West Nile Virus is an arbovirus (ARthropod BOrne VIRUS) that naturally cycles within local bird populations.  It is passed along most often through the bite of a female mosquito, which comes looking for blood from the bird for protein to create a batch of eggs.  If there are enough virus particles in the blood of the bird to withstand the mosquito’s digestion process and to spread to her salivary glands, the mosquito then becomes able to pass along the virus to the next bird, horse, or human that she bites.  Interestingly, the host (source of blood) preference of the main vector of WNV in Teton County (Culex tarsalis) has been shown to shift as the season progresses, moving from mostly birds in May & June to a more mammal-based diet in July, August and September. For this reason it is important to stay vigilant and protect oneself against mosquito bites long into the season, even when the peak number of summer mosquitoes has dissipated.

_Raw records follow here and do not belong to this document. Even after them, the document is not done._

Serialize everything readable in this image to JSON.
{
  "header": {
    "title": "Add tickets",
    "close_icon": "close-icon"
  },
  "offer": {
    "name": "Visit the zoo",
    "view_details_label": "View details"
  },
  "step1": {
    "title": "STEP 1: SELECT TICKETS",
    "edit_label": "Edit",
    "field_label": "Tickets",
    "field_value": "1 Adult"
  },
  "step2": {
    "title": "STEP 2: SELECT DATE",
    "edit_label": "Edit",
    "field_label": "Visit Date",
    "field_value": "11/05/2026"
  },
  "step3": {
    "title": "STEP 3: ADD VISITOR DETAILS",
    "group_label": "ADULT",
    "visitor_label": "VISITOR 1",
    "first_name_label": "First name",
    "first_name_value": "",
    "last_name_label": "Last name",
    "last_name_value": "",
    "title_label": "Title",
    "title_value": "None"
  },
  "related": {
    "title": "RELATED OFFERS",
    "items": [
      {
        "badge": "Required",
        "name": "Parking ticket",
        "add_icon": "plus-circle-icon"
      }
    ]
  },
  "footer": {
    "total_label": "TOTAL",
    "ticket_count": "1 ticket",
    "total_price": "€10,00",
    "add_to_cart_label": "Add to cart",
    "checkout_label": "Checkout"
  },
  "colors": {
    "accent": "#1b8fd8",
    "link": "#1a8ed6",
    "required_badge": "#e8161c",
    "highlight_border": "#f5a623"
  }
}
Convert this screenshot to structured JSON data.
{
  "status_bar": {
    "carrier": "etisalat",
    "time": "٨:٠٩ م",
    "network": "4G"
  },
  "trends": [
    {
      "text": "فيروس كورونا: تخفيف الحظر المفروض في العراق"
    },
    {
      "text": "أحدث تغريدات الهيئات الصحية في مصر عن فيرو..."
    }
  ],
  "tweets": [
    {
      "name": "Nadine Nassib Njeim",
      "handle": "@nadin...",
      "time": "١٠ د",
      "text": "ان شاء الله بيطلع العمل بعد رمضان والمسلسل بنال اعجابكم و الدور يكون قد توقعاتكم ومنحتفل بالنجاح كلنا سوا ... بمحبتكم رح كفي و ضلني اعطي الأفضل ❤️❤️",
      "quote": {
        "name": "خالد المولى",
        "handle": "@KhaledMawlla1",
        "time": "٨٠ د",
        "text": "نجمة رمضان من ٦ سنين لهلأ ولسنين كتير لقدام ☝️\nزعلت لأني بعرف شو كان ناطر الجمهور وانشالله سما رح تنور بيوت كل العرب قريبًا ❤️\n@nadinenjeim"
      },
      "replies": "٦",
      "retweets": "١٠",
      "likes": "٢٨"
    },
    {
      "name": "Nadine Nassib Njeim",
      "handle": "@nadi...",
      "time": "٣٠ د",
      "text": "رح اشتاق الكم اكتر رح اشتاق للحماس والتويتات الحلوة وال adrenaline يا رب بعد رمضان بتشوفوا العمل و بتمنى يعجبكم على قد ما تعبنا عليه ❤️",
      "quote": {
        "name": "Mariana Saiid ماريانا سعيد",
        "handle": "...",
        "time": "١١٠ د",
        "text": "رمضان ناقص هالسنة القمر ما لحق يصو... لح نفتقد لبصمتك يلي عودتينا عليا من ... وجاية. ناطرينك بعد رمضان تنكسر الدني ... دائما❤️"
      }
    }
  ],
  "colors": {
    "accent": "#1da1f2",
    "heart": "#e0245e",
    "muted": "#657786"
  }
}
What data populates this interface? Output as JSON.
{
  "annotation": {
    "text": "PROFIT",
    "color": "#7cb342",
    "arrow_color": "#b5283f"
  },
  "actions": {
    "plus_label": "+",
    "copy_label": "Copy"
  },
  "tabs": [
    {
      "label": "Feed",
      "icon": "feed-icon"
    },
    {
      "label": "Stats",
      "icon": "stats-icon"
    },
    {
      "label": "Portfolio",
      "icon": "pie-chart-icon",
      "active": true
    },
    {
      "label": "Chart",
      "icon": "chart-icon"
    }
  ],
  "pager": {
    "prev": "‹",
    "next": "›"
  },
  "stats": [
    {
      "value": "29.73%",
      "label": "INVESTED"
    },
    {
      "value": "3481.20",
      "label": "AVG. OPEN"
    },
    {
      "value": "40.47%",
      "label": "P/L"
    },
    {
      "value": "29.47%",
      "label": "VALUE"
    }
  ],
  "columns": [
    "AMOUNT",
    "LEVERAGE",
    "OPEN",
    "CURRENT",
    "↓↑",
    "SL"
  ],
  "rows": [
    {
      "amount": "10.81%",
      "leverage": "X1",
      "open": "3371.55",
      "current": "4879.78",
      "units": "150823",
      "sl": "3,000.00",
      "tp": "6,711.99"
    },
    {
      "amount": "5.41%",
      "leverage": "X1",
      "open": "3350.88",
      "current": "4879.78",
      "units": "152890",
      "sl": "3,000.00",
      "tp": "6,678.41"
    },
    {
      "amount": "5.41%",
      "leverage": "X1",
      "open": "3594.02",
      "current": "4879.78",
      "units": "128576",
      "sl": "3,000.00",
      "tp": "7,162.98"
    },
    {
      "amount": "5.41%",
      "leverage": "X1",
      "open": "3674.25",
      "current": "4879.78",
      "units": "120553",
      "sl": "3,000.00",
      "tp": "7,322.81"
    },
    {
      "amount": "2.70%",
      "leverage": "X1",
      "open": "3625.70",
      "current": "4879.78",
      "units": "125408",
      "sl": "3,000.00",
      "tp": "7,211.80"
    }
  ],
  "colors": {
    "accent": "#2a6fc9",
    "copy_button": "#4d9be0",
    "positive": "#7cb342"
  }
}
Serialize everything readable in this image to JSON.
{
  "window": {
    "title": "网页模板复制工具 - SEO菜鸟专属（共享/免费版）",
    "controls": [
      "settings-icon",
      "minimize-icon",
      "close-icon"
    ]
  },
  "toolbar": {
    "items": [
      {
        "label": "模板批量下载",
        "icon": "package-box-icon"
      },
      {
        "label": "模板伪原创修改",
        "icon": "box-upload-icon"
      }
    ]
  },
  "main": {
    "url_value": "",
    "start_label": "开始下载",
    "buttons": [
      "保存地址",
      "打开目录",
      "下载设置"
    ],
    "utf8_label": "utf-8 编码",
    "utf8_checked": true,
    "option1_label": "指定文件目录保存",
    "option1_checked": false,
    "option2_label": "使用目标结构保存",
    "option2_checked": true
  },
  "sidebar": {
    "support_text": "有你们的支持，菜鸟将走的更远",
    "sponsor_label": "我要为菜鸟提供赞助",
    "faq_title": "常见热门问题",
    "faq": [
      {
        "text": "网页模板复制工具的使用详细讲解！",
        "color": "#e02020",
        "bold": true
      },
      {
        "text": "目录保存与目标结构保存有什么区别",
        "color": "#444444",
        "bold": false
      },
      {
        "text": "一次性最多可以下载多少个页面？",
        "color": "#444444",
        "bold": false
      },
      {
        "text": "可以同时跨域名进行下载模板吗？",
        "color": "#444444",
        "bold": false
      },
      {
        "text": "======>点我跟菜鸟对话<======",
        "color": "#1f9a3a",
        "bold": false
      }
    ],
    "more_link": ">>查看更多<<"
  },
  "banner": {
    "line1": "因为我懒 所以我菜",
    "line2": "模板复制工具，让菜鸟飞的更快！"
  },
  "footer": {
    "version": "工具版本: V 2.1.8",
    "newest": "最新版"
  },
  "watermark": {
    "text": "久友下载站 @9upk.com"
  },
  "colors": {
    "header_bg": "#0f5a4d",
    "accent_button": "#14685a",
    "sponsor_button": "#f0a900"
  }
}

Teton County Weed & Pest personnel set traps throughout the County to collect adult mosquitoes. The samples from these traps are sorted speciated and then tested for West Nile virus in our lab. This year we will again run many tests looking for West Nile Virus within mosquitoes. We perform these tests by separating the mosquitoes by species and then placing them in pools of 50 or fewer mosquitoes. We have been performing these tests for several years beginning in 2002.